Extramural Research
Presentation Abstract
Grantee Research Project Results
Adsorption of Beta-Blocker Anti-Hypertensive Pharmaceuticals to a Range of Mineral Surfaces
Rajiv Paruchuri, David A. Sabatini, and Tohren C.G. Kibbey
University of Oklahoma, Norman, OK
A wide range of pharmaceutical compounds have been identified in the environment, and their presence has been a matter of growing concern both for human and ecological health. The ultimate fate of pharmaceutical compounds in the environment can be strongly influenced by their adsorption to soils and sediments, because adsorption can slow the migration of chemicals, potentially increasing the time for degradation and reducing the potential for exposure. Adsorption behavior varies from compound to compound and can be difficult to predict for pharmaceutical compounds because their behavior is often controlled by interactions with specific functional groups or complex pH-dependent speciation. To date, only a fraction of pharmaceutical compound classes have seen extensive study of their adsorption behaviors in the presence of natural soils or sediments.

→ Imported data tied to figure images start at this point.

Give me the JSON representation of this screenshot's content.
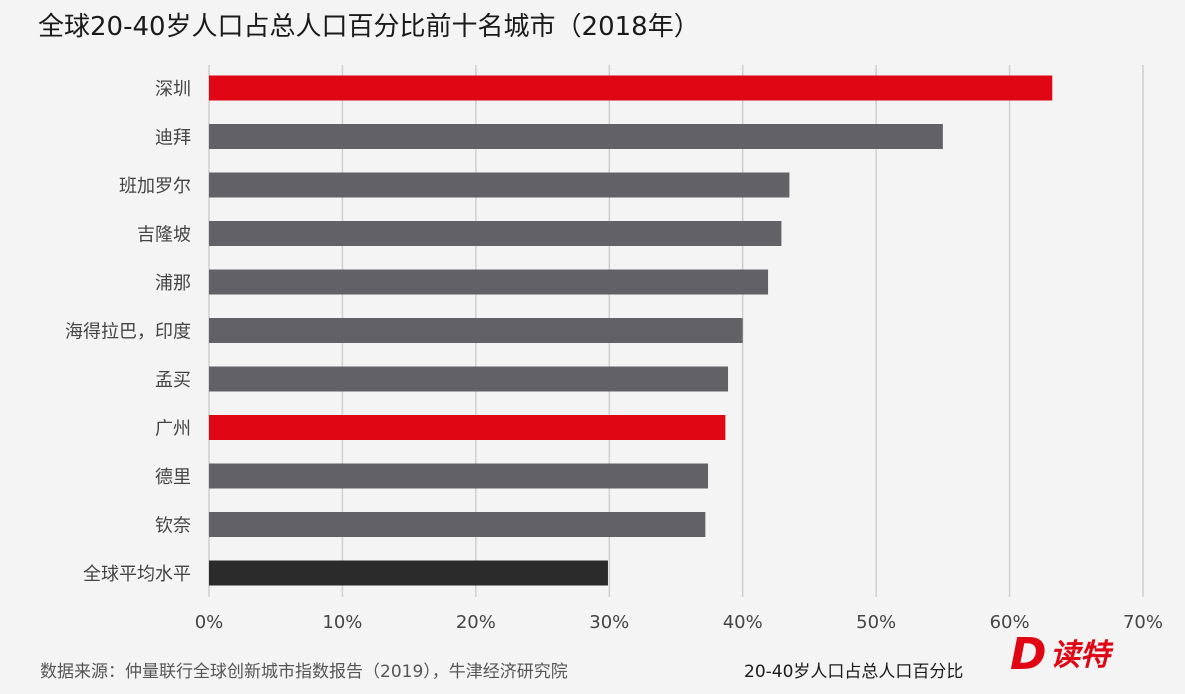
{
  "title": "全球20-40岁人口占总人口百分比前十名城市（2018年）",
  "source": "数据来源：仲量联行全球创新城市指数报告（2019），牛津经济研究院",
  "logo": {
    "text": "读特",
    "mark": "D"
  },
  "colors": {
    "highlight": "#e00613",
    "default": "#626166",
    "average": "#2b2b2b",
    "grid": "#cfcfcf",
    "background": "#f4f4f4"
  },
  "chart_data": {
    "type": "bar",
    "orientation": "horizontal",
    "categories": [
      "深圳",
      "迪拜",
      "班加罗尔",
      "吉隆坡",
      "浦那",
      "海得拉巴，印度",
      "孟买",
      "广州",
      "德里",
      "钦奈",
      "全球平均水平"
    ],
    "values": [
      63.2,
      55.0,
      43.5,
      42.9,
      41.9,
      40.0,
      38.9,
      38.7,
      37.4,
      37.2,
      29.9
    ],
    "bar_colors": [
      "highlight",
      "default",
      "default",
      "default",
      "default",
      "default",
      "default",
      "highlight",
      "default",
      "default",
      "average"
    ],
    "xlabel": "20-40岁人口占总人口百分比",
    "ylabel": "",
    "xlim": [
      0,
      70
    ],
    "xticks": [
      "0%",
      "10%",
      "20%",
      "30%",
      "40%",
      "50%",
      "60%",
      "70%"
    ],
    "grid": true
  }
}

Beta-blocker anti-hypertensive pharmaceuticals are important pharmaceutical compounds for which little adsorption data exists. Beta-blockers are pharmaceuticals that are known to affect the heart and circulatory system (arteries and veins) and are used to treat hypertension. They lower the rate at which the heart beats and in turn reduce blood pressure. Beta-blockers exhibit moderately high solubilities in water and have been detected in groundwater and surface waters at μg/L levels.

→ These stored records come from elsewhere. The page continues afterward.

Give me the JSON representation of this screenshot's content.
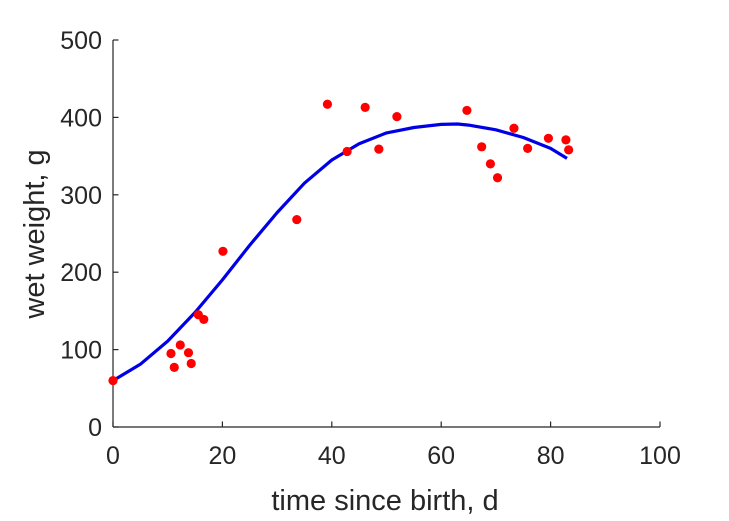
{
  "chart_data": {
    "type": "scatter",
    "title": "",
    "xlabel": "time since birth, d",
    "ylabel": "wet weight, g",
    "xlim": [
      0,
      100
    ],
    "ylim": [
      0,
      500
    ],
    "xticks": [
      0,
      20,
      40,
      60,
      80,
      100
    ],
    "yticks": [
      0,
      100,
      200,
      300,
      400,
      500
    ],
    "grid": false,
    "legend": "none",
    "series": [
      {
        "type": "scatter",
        "color": "#ff0000",
        "points": [
          [
            0,
            60
          ],
          [
            10.6,
            95
          ],
          [
            11.2,
            77
          ],
          [
            12.3,
            106
          ],
          [
            13.8,
            96
          ],
          [
            14.3,
            82
          ],
          [
            15.6,
            145
          ],
          [
            16.6,
            139
          ],
          [
            20.1,
            227
          ],
          [
            33.6,
            268
          ],
          [
            39.2,
            417
          ],
          [
            42.8,
            356
          ],
          [
            46.1,
            413
          ],
          [
            48.6,
            359
          ],
          [
            51.9,
            401
          ],
          [
            64.7,
            409
          ],
          [
            67.4,
            362
          ],
          [
            69.0,
            340
          ],
          [
            70.3,
            322
          ],
          [
            73.3,
            386
          ],
          [
            75.8,
            360
          ],
          [
            79.6,
            373
          ],
          [
            82.8,
            371
          ],
          [
            83.3,
            358
          ]
        ]
      },
      {
        "type": "line",
        "color": "#0000e6",
        "points": [
          [
            0,
            60
          ],
          [
            5,
            81
          ],
          [
            10,
            111
          ],
          [
            15,
            148
          ],
          [
            20,
            190
          ],
          [
            25,
            235
          ],
          [
            30,
            277
          ],
          [
            35,
            315
          ],
          [
            40,
            345
          ],
          [
            45,
            366
          ],
          [
            50,
            380
          ],
          [
            55,
            387
          ],
          [
            60,
            391
          ],
          [
            63,
            391.5
          ],
          [
            65,
            390
          ],
          [
            70,
            384
          ],
          [
            75,
            374
          ],
          [
            80,
            360
          ],
          [
            83,
            347
          ]
        ]
      }
    ]
  }
}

The research project examines the adsorption of three beta-blockers (i.e., nadolol, propranolol, and metoprolol) to a wide range of mineral surfaces. Whole soils and sediments often are comprised of a substantial number of different minerals or mineral coatings. Adsorption to whole soils and sediments results from interactions between pharmaceutical compounds and each of the individual mineral surfaces in the whole soil, and the resulting adsorption behavior is a composite of the adsorption to each of the surfaces. The presence of multiple surface types in complex sorbents (e.g., whole soils) is one cause of adsorption nonlinearity and can result in differences in behavior as a function of concentration. A detailed understanding of adsorption requires quantitative knowledge of interactions with all of the specific mineral surfaces present. Adsorption to Canadian River Alluvium (CRA), a material collected from the alluvial channel of the Canadian River in Norman, Oklahoma, has been studied. CRA is predominantly quartz sand, with a large number of additional minerals present in small quantities. To better understand adsorption to CRA, studies were conducted on the adsorption to a high purity natural quartz sand, magnetite, hematite, ilmenite, cordierite, tourmaline, and two types of feldspars, all mineral components identified in analyses of CRA.

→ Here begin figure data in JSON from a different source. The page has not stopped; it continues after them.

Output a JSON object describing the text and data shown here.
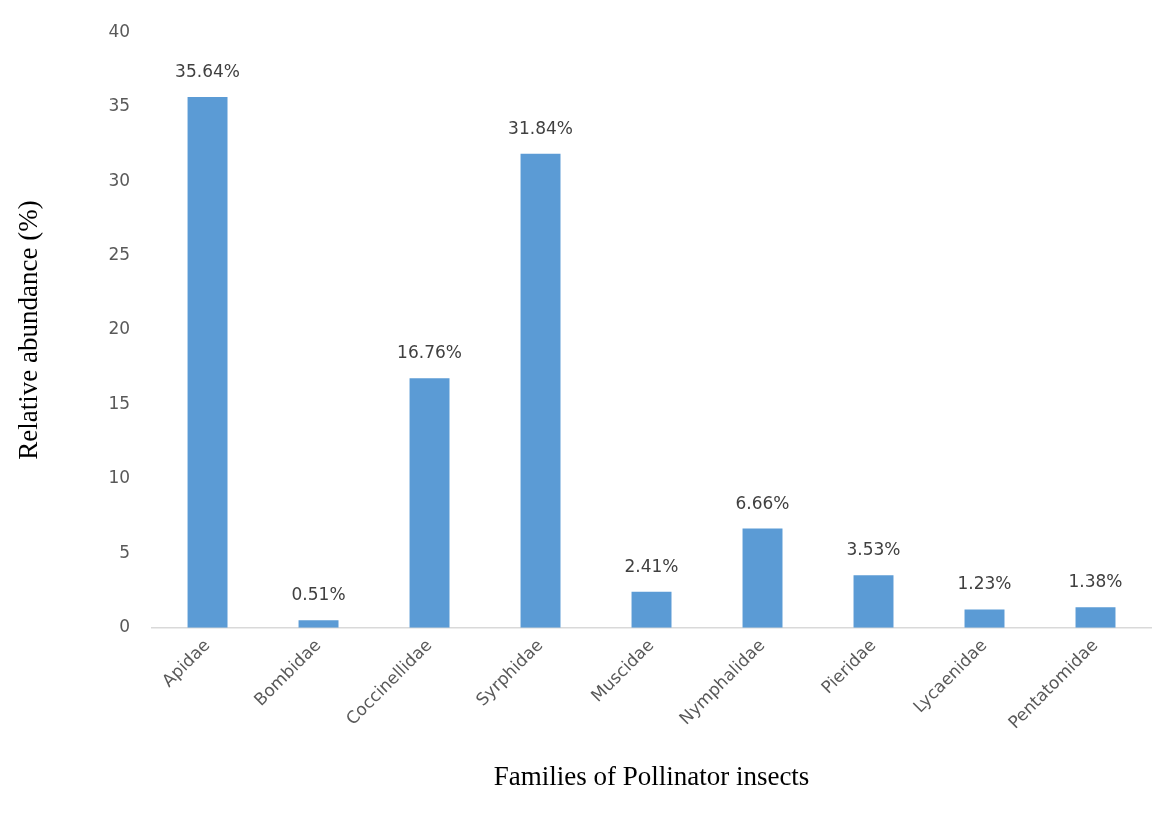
{
  "chart_data": {
    "type": "bar",
    "xlabel": "Families of Pollinator insects",
    "ylabel": "Relative abundance (%)",
    "categories": [
      "Apidae",
      "Bombidae",
      "Coccinellidae",
      "Syrphidae",
      "Muscidae",
      "Nymphalidae",
      "Pieridae",
      "Lycaenidae",
      "Pentatomidae"
    ],
    "values": [
      35.64,
      0.51,
      16.76,
      31.84,
      2.41,
      6.66,
      3.53,
      1.23,
      1.38
    ],
    "value_labels": [
      "35.64%",
      "0.51%",
      "16.76%",
      "31.84%",
      "2.41%",
      "6.66%",
      "3.53%",
      "1.23%",
      "1.38%"
    ],
    "color": "#5b9bd5",
    "ylim": [
      0,
      40
    ],
    "yticks": [
      0,
      5,
      10,
      15,
      20,
      25,
      30,
      35,
      40
    ],
    "grid": false,
    "legend": false
  }
}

Results indicate that the magnitude of adsorption of each compound varies considerably from mineral to mineral on a surface-area-normalized basis. In addition, the relative magnitude of adsorption between the three compounds varies from surface to surface. This presentation will discuss the results of adsorption measurements, and implications for modeling adsorption to complex mineral surfaces. In addition, ongoing work examining the effect of surfactants on beta-blocker adsorption will be discussed.